Aunt: Boston bombings suspect struggled with Islam
Posted April 22, 2013 3:34 p.m. EDT
Updated April 22, 2013 4:08 p.m. EDT
MAKHACHKALA, Russia — The elder suspect in the Boston bombings regularly attended a mosque and spent time learning to read the Quran, but he struggled to fit in during a trip to his ancestral homeland in southern Russia last year, his aunt said.
Tamerlan Tsarnaev seemed more American than Chechen and "did not fit into the Muslim life" in Russia's Caucasus, Patimat Suleimanova told The Associated Press. She said when Tsarnaev arrived in January 2012, he wore a winter hat with a little pompom, something no local man would wear, and "we made him take it off."
Tsarnaev and his younger brother are accused of setting off the two bombs at the Boston Marathon on April 15 that killed three people and wounded more than 180. Tsarnaev, 26, was killed in a gun battle with police. His 19-year-old brother, Dzhokhar Tsarnaev, was later captured alive, but badly wounded.
Investigators are focusing on the six months Tsarnaev spent last year in the predominantly Muslim provinces of Dagestan and Chechnya to see if he was radicalized by the militants in the area who have waged a low-level insurgency against Russian security forces for years.
The Tsarnaev family moved to the United States a decade ago, but the suspects' parents are currently in Russia. Their father said he hopes to go to the United States this week to seek "justice and the truth."
Suleimanova, who wore a pea-green headscarf, said her nephew prayed regularly and studied the Muslim holy book. "He needed this. This was a necessity for him," she said.
Every day, using Skype, he spoke to his American-born wife, who had recently converted to Islam, and at times she instructed him on how to observe religious practices correctly when he lapsed, Suleimanova said Sunday from her home in Makhachkala, the capital of Dagestan. She said her nephew was considering bringing his wife to Dagestan.
His parents insist he spent much of his time visiting relatives in his mother's and father's extended families in Dagestan and Chechnya, but details of his whereabouts are vague and contradictory. His father says Tsarnaev stayed with him in Makhachkala, regularly sleeping late.
His aunt, however, said neither of Tsarnaev's parents was in Russia when he arrived. One reason his father came last year, Suleimanova said, was to make sure his elder son returned to the United States. It was not clear when his father or mother arrived. His mother was arrested in the U.S. in June on charges of shoplifting.
Tsarnaev's father explained his son's trip by saying he needed to get a new Russian passport. But an official with the federal migration service in Dagestan said Monday that Tsarnaev had applied for a new passport in July, but never picked it up, the Interfax news agency reported.
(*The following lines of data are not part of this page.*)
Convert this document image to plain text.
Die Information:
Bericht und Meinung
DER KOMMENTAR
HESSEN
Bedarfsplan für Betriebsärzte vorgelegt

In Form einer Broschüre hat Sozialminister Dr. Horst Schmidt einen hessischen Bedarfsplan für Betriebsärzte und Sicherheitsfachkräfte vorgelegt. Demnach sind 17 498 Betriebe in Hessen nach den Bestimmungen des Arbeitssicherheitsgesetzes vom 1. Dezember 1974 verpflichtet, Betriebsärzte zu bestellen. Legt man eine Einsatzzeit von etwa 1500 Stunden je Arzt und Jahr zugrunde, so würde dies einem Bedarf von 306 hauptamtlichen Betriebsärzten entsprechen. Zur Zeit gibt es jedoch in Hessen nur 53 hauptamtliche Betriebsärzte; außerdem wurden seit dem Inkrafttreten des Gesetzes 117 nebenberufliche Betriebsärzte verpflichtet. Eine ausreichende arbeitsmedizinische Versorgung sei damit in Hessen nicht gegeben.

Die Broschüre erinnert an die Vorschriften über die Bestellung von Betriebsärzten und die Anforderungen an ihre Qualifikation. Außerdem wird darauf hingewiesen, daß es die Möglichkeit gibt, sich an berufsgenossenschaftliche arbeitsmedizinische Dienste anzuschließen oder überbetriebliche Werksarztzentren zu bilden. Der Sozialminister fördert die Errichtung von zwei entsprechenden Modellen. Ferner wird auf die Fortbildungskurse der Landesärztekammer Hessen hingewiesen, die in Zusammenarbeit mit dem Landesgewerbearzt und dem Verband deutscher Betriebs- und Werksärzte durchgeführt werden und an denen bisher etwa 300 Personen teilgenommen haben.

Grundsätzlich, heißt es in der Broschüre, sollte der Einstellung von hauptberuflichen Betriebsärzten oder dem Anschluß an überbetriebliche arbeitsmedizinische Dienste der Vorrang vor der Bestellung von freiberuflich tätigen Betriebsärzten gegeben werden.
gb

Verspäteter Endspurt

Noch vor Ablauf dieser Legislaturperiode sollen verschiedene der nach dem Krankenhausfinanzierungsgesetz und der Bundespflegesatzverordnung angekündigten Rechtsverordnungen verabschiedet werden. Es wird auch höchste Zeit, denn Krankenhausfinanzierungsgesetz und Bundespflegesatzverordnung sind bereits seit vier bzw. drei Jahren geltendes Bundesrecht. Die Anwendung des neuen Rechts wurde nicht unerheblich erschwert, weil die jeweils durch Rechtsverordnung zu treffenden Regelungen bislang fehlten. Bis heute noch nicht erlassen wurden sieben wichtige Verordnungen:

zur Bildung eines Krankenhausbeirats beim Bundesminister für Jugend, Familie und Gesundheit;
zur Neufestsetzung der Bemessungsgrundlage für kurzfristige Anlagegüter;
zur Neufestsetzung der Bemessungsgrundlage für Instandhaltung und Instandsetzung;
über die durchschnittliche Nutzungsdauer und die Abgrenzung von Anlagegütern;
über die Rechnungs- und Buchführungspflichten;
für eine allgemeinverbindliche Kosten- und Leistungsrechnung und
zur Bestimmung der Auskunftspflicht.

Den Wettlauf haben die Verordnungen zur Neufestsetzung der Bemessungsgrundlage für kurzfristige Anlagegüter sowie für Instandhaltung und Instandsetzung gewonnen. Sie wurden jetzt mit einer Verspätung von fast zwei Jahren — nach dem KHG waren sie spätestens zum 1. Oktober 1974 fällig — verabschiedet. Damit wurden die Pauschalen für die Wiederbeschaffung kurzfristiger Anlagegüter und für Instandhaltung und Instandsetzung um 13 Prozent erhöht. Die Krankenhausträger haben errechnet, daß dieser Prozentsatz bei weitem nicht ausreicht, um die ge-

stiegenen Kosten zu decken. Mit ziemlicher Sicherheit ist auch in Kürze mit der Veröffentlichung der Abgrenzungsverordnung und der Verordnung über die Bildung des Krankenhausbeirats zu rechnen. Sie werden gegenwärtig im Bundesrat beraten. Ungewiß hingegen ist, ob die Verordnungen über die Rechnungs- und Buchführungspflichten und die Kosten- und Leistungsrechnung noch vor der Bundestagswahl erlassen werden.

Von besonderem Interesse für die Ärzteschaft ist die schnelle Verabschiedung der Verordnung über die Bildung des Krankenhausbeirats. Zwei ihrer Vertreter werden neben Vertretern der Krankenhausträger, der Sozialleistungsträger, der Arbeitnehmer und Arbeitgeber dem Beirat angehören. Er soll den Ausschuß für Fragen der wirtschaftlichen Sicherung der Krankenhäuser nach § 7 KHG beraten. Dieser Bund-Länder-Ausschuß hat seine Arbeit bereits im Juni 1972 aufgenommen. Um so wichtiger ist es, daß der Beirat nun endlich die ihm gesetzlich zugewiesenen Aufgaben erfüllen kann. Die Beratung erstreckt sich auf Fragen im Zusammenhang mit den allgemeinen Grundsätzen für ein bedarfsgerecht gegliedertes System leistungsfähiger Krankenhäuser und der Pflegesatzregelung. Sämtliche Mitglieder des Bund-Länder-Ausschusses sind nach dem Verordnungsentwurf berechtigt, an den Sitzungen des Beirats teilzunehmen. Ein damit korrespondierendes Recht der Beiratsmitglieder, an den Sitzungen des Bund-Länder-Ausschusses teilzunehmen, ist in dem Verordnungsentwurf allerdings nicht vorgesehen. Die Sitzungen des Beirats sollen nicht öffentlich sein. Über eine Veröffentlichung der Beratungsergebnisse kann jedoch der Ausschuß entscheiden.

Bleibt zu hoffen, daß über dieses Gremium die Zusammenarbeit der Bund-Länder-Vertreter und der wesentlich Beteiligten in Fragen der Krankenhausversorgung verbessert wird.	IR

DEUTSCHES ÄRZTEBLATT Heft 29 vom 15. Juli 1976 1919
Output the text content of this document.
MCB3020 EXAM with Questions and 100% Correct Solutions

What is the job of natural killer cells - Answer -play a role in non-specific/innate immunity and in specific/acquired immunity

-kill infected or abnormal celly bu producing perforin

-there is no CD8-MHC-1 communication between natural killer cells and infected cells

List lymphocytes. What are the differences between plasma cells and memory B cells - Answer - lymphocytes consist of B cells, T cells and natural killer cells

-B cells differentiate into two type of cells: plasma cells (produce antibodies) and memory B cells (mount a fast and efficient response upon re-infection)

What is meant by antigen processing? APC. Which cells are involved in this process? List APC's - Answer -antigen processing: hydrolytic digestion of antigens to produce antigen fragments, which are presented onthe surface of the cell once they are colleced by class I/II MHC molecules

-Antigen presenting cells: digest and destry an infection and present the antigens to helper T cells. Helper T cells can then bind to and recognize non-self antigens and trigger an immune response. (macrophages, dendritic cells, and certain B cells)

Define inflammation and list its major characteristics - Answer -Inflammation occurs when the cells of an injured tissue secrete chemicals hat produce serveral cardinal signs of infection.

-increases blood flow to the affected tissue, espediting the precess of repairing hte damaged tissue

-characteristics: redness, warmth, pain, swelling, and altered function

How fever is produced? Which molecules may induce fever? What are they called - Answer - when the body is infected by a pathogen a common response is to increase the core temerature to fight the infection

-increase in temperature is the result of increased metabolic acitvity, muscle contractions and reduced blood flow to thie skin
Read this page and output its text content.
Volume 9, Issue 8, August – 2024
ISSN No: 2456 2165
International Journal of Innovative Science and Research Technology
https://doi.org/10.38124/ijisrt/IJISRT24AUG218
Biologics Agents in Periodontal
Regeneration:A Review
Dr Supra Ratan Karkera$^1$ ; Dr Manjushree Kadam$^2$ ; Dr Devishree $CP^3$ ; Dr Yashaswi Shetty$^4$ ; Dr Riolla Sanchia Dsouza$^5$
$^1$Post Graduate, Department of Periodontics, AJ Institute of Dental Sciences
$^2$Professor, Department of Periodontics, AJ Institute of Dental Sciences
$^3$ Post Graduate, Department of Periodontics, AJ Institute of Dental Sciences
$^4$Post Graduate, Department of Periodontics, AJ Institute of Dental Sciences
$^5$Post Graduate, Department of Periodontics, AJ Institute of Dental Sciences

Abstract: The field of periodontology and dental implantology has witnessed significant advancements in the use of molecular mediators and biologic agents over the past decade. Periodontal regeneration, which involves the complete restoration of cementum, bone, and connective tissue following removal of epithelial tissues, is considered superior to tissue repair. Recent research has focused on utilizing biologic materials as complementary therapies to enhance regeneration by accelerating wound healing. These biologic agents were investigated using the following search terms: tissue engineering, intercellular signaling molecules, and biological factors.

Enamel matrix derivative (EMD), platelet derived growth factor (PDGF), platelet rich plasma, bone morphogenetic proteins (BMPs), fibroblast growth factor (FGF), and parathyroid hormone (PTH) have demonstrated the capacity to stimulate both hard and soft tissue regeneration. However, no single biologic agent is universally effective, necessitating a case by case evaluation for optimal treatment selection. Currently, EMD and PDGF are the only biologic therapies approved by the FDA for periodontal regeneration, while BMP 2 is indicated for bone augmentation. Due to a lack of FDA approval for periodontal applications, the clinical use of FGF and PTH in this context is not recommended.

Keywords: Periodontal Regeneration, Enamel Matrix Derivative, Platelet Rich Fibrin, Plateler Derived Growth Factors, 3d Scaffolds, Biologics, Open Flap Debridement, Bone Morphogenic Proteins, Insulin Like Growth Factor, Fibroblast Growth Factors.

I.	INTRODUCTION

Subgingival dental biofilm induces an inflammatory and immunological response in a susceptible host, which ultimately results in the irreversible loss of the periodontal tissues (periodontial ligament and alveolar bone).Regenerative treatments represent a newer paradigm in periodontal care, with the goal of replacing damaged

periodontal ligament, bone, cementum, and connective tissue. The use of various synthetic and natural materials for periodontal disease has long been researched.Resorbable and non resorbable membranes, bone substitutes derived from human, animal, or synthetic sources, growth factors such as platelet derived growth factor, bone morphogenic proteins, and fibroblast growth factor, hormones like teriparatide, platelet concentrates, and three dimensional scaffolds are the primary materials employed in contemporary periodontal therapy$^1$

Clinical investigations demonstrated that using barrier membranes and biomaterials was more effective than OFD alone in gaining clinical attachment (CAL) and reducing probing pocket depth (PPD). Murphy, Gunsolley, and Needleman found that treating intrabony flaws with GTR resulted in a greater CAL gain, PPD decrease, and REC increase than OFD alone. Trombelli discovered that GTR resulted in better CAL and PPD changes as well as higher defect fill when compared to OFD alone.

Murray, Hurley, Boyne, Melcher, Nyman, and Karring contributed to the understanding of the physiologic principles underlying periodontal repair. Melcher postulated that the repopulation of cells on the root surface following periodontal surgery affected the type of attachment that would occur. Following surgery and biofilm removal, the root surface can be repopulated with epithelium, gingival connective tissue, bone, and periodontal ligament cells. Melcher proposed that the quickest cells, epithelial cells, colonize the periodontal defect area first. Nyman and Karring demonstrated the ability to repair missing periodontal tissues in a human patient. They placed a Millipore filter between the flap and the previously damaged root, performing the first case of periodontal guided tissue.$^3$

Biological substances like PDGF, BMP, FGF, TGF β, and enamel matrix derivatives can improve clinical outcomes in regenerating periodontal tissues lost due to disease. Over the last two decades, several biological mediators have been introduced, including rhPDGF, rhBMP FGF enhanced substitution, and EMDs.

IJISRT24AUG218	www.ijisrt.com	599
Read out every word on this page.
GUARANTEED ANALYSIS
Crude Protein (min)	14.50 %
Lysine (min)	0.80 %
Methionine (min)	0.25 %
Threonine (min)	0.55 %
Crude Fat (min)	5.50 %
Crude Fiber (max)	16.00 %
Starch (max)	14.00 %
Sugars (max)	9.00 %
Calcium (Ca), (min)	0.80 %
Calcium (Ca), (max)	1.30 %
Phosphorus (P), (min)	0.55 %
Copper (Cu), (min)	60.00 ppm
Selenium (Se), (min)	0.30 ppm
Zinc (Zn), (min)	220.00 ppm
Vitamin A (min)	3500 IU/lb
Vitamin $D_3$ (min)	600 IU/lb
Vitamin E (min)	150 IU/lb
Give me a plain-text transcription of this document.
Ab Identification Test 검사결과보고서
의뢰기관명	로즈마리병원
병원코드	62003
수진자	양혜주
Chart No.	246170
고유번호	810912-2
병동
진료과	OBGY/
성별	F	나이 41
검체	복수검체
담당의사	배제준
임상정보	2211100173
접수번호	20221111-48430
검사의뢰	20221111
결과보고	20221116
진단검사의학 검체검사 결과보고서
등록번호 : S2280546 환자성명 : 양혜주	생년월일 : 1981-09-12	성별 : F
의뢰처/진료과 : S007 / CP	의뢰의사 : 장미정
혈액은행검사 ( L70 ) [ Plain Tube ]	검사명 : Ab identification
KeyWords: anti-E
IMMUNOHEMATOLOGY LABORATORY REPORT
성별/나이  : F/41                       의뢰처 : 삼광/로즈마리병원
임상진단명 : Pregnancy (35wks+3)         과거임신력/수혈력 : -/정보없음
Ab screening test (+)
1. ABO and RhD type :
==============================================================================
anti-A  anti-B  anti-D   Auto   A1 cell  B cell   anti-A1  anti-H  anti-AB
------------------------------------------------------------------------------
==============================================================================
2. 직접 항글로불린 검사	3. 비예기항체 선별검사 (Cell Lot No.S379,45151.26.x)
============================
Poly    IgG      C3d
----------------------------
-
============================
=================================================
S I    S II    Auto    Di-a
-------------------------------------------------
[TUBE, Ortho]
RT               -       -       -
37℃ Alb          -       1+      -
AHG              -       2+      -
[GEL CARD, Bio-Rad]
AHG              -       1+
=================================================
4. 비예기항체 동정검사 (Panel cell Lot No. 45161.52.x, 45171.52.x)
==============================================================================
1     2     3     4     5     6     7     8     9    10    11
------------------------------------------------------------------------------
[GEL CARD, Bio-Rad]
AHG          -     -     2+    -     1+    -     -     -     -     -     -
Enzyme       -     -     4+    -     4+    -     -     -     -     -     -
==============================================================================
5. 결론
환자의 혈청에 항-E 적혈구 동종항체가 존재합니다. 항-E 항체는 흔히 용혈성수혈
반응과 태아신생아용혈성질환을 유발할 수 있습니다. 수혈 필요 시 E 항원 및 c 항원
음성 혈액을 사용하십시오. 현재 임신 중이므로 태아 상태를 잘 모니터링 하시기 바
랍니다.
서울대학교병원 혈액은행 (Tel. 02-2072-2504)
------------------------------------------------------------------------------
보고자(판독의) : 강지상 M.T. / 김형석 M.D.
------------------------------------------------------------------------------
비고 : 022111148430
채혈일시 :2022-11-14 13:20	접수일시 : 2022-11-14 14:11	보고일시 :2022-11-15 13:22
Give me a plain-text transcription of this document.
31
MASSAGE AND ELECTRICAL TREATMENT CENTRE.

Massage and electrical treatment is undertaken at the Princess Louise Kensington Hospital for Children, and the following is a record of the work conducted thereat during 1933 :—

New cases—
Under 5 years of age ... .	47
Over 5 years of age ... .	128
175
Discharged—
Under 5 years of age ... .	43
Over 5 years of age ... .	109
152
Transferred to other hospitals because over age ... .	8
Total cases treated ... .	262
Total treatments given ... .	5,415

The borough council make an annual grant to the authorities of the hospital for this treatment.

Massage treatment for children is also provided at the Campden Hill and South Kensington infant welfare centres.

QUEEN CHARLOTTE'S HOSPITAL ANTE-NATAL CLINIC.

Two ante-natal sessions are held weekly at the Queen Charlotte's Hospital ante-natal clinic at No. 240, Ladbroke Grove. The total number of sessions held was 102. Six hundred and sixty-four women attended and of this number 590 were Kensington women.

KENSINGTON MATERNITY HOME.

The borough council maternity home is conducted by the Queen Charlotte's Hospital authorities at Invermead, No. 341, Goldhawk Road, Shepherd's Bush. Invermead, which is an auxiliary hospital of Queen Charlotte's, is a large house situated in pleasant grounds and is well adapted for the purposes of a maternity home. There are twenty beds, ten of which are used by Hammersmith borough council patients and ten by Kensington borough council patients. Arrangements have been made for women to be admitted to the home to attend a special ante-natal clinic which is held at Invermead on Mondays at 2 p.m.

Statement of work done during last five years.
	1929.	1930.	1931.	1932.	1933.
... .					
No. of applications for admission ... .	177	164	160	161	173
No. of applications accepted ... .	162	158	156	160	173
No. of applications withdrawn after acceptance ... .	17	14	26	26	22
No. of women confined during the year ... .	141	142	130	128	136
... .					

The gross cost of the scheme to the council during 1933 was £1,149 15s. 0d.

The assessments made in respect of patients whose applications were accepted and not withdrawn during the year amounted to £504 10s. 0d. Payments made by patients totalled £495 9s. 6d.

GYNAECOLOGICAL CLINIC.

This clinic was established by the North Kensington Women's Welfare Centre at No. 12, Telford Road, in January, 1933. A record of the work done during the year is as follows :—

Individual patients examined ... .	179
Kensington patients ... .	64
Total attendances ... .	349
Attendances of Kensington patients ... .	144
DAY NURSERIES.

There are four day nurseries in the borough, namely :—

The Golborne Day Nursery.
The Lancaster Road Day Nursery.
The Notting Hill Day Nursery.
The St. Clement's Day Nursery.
Tsarnaev returned to the U.S. on July 17.
His mother, Zubeidat Tsarnaeva, told the AP that her son greatly enjoyed his time with her relatives, but never traveled to her native village in a mountainous region of Dagestan, which is a hotbed of an ultraconservative strain of Islam known as Wahabbism. Wahabbism was introduced to the Caucasus in the 1990s by preachers and teachers from Saudi Arabia.
The mother said her relatives now all live in Makhachkala and the town of Kaspiisk. She refused to say which mosque her son frequented, but Tsarnaev's parents and aunt firmly denied that he met with militants or fell under the sway of religious extremists.
"He used to say, 'I want to go somewhere in the mountains, to be all by myself, to escape from everyday life, to be alone,'" Suleimanova said.
The suspects' father, Anzor Tsarnaev, said he intends to travel to the U.S. "I want normal justice," he said. "I have many questions for the police. You know, I am a lawyer myself and I want to clear up many things. .... I want justice and the truth."
The family said he wants to bring Tsarnaev's body back to Russia.
Chechnya has a history of dissent that dates back to World War II, when the Russian government deported the entire Chechen population.
It's a population Alex Gowan is very familiar. He is the director of The Fisherman, a Raleigh-based nonprofit group that provides international age. He spent time in Russia in the 1990s and dedicated some of his efforts to providing aid to the people of Chechnya.
He said Chechens are kind, hospitable people and cautions against quick judgment of the people.
"That would be like saying that all Americans are like Timothy McVeigh," he said. "Just because a couple of guys from Chechnya decide to bomb an American city does not mean that all Chechens are out there to do the same. I think it's very much not the case."